И вот здесь второй момент. Собственно, возникает довольно любопытная историография этого процесса, потому что если вы посмотрите, где впервые и как развивалось индустриальное производство вот в этом хозяйственном смысле, то вы увидите, что оно в основном развивалось в тех странах, в которых к середине 18-го века сложилось предпринимательское сообщество.
Не спите, спать лучше там, здесь неудобно, я же мешать буду.
Предпринимательское сообщество, сложилось оно в основном на торговле. Те страны, которые наиболее рано вступили в процесс торговли и колониальной деятельности как механизма поддержания разности потенциалов торговли, они сформировали определенный избыток ресурсов - торговый капитал, и сформировали прослойку людей, окрепнув в войнах и торговых операциях, которая несла на себе повышенную активность. Так сказать, первые предприниматели, в основном, свою активность проявляли в таких полувоенных, полуторговых действиях. Кстати, обратите, внимание, что так называемое правовое государство и вообще вся идеология либерализма - она возникает как идеология, обслуживающая эту прослойку. Да, вот если есть прослойка предпринимателей, то такой прослойке нужно особое государство - "ночной сторож", особая философия - либеральная, которая говорит, что те, кто активный, те, в общем, и выигрывают всегда, ну, и дальше целый ряд дополнительных юридических, организационных, финансовых и прочих инструментов. И если мы возьмем страны торгового капитализма, ну, из которых самой понятной в историческом смысле является Англия, то мы увидим, что там в определенный исторический промежуток сформировалась предпринимательская прослойка. Она накопила определенный ресурс, прежде всего, за счет торговли, а потом стала оглядываться в поисках новых форм применения по мере снижения той дельты, которую приносила торговля, и вдруг в какой-то момент пришла к выводу, что вообще можно еще и производством заняться. Что-нибудь производить. Ну, для того, чтобы эффективно торговать - надо начинать вкладывать в повышение производства. Ну, и как мы знаем из описаний Броделя, производство в основном стало развиваться в глубинных территориях, которые к этому моменту экономически отставали от, собственно, прибрежных, которые были включены в процесс торговли.

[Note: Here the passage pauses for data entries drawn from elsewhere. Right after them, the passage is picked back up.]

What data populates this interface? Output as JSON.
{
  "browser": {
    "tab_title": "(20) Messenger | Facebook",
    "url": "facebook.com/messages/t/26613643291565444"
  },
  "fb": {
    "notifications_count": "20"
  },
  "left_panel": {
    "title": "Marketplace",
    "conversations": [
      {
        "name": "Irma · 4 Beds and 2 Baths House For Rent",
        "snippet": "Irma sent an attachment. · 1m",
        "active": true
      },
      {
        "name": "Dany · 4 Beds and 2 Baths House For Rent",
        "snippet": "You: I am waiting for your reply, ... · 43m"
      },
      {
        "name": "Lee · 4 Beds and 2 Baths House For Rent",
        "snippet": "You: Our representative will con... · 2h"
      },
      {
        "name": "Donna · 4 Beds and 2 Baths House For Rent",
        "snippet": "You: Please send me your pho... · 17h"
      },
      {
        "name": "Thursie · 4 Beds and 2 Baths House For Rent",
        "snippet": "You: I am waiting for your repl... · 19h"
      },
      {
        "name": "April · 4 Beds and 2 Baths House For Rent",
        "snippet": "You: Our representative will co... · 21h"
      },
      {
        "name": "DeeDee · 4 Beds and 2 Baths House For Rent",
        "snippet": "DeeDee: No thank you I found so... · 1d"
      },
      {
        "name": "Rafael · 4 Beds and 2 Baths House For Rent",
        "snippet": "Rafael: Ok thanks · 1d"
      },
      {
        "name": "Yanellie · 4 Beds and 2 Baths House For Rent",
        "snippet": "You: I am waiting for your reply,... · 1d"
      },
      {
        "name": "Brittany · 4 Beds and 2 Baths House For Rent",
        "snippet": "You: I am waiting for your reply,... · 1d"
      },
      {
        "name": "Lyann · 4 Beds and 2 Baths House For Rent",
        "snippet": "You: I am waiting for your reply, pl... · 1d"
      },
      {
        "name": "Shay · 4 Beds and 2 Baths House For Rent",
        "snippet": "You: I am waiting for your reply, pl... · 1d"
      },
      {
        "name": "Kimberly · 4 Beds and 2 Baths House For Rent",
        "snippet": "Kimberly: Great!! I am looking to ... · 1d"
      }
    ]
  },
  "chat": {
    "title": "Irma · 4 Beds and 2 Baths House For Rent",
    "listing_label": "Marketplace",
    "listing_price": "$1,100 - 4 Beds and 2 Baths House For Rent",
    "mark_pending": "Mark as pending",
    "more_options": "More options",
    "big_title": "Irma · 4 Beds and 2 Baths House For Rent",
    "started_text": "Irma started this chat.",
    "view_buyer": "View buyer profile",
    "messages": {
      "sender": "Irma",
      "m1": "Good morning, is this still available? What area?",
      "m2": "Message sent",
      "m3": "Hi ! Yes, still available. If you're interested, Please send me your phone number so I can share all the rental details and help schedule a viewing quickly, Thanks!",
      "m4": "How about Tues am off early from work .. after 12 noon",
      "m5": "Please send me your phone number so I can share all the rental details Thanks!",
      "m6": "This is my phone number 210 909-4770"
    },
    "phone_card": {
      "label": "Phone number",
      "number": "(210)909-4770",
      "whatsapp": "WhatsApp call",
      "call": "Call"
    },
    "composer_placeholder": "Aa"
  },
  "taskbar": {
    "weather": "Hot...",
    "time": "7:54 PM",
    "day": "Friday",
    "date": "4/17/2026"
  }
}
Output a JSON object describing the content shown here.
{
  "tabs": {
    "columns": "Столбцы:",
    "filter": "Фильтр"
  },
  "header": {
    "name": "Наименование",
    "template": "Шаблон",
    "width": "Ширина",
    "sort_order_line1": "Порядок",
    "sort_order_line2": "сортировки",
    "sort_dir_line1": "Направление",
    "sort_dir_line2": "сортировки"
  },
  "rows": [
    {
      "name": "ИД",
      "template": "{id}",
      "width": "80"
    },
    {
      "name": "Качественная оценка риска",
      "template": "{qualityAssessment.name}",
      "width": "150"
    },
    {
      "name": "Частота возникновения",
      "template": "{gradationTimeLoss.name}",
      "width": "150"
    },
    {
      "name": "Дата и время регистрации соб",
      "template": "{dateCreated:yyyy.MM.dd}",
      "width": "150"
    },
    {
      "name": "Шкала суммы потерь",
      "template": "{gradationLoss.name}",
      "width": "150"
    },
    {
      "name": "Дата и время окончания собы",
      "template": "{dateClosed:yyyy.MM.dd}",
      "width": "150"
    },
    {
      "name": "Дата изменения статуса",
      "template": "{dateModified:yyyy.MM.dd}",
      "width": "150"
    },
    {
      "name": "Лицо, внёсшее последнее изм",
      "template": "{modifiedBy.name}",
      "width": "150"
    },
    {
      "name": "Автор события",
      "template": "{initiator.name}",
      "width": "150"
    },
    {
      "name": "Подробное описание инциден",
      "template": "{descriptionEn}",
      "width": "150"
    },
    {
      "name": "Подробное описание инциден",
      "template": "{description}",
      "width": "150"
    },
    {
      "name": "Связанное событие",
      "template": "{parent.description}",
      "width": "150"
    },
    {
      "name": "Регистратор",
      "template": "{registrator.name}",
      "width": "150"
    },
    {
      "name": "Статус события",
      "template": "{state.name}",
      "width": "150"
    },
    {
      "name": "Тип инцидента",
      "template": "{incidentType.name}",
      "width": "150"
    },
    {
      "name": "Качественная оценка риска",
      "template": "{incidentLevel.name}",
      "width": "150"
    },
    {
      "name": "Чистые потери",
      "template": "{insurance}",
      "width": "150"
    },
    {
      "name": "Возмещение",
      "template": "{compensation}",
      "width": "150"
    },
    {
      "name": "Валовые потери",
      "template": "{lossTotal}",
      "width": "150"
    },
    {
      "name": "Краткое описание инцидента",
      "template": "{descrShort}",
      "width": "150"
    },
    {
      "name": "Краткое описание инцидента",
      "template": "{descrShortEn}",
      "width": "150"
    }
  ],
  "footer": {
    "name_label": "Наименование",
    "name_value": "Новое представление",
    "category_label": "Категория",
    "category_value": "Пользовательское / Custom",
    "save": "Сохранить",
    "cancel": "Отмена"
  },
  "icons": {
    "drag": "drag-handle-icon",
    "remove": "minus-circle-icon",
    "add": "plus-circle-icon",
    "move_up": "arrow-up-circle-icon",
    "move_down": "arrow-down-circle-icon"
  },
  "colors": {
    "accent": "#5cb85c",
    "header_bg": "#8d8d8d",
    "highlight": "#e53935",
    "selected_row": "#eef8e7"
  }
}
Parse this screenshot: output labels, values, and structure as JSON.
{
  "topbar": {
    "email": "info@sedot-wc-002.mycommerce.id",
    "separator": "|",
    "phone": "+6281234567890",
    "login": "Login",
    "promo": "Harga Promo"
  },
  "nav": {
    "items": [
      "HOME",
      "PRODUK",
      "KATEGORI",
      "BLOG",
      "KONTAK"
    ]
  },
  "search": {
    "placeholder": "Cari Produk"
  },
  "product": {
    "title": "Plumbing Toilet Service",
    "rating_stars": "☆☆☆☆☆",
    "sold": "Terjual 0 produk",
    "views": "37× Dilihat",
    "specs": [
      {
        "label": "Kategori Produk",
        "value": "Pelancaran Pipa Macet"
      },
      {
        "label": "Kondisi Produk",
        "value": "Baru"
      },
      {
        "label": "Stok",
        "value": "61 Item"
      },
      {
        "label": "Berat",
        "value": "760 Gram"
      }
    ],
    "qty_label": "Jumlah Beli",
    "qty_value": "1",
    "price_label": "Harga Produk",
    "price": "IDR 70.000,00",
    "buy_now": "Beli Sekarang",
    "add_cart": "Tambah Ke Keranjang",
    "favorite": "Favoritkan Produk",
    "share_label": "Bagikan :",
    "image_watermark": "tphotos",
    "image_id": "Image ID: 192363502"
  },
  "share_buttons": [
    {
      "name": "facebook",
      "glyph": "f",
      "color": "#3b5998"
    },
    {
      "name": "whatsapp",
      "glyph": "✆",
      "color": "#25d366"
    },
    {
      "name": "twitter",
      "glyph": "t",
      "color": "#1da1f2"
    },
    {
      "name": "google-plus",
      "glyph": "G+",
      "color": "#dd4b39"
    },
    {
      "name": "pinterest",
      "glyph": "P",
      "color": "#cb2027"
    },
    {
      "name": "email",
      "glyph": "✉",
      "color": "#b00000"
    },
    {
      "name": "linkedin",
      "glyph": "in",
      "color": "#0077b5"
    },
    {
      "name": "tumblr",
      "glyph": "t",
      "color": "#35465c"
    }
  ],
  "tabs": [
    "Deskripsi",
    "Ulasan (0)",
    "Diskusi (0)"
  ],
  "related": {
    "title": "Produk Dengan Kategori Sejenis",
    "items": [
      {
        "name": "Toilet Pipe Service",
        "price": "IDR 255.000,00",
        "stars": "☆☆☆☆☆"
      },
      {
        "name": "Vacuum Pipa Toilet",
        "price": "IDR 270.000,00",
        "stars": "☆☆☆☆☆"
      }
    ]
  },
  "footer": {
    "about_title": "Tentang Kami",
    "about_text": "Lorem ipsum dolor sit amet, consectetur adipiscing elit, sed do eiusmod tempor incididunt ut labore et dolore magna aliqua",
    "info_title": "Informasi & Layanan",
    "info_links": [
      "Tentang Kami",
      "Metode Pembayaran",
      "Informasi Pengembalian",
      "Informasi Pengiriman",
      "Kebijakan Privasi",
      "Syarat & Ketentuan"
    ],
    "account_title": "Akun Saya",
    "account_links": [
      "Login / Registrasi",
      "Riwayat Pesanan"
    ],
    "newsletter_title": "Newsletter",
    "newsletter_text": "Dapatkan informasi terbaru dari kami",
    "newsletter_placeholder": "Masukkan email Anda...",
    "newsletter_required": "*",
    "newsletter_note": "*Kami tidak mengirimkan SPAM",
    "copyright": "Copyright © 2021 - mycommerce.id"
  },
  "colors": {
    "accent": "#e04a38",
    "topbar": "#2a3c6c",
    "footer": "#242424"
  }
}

Но ситуация заключается в том, что много развития не бывает. Развитие - это тоже дефицитный ресурс. А поэтому те страны, которые прошли этот путь, те страны, в которых сложилась предпринимательская прослойка, и те страны, которые начали процесс индустриализации, они стали быстро обгонять тех, которые отстали. Ну, а в числе отстающих были в, общем-то, хорошие всякие страны - ну, например, Германия или Италия. Страны довольно развитые в разных смыслах, и страны активно переживавшие тот факт, что появились пионеры индустриализации хозяйственной, а появились аутсайдеры. И возникла проблема - а что делать тем, кто отстает? Вот могут ли они создать такой механизм, с помощью которого можно было бы догнать, ну, или там перегнать, идя чуть-чуть другим путем в этом процессе? Я всегда в этом месте ссылаюсь на такого немецкого экономиста Листа, который с моей точки зрения, не заслуженно забыт. На мой взгляд, оказал гораздо большее влияние…
Я искренне советую части людей самоопределяться по быстрому и покидать нас. Потому что я еще раз говорю - спать лучше не здесь, здесь нет смысла этим заниматься, лишнее занятие. Да. Я имею в виду вашего соседа, вы ему скажите, что там гораздо удобнее спать.
Вот. Значит, итак, возникает вот эта проблема, и человек по фамилии Лист, он придумывает впервые следующую… (разрыв в записи)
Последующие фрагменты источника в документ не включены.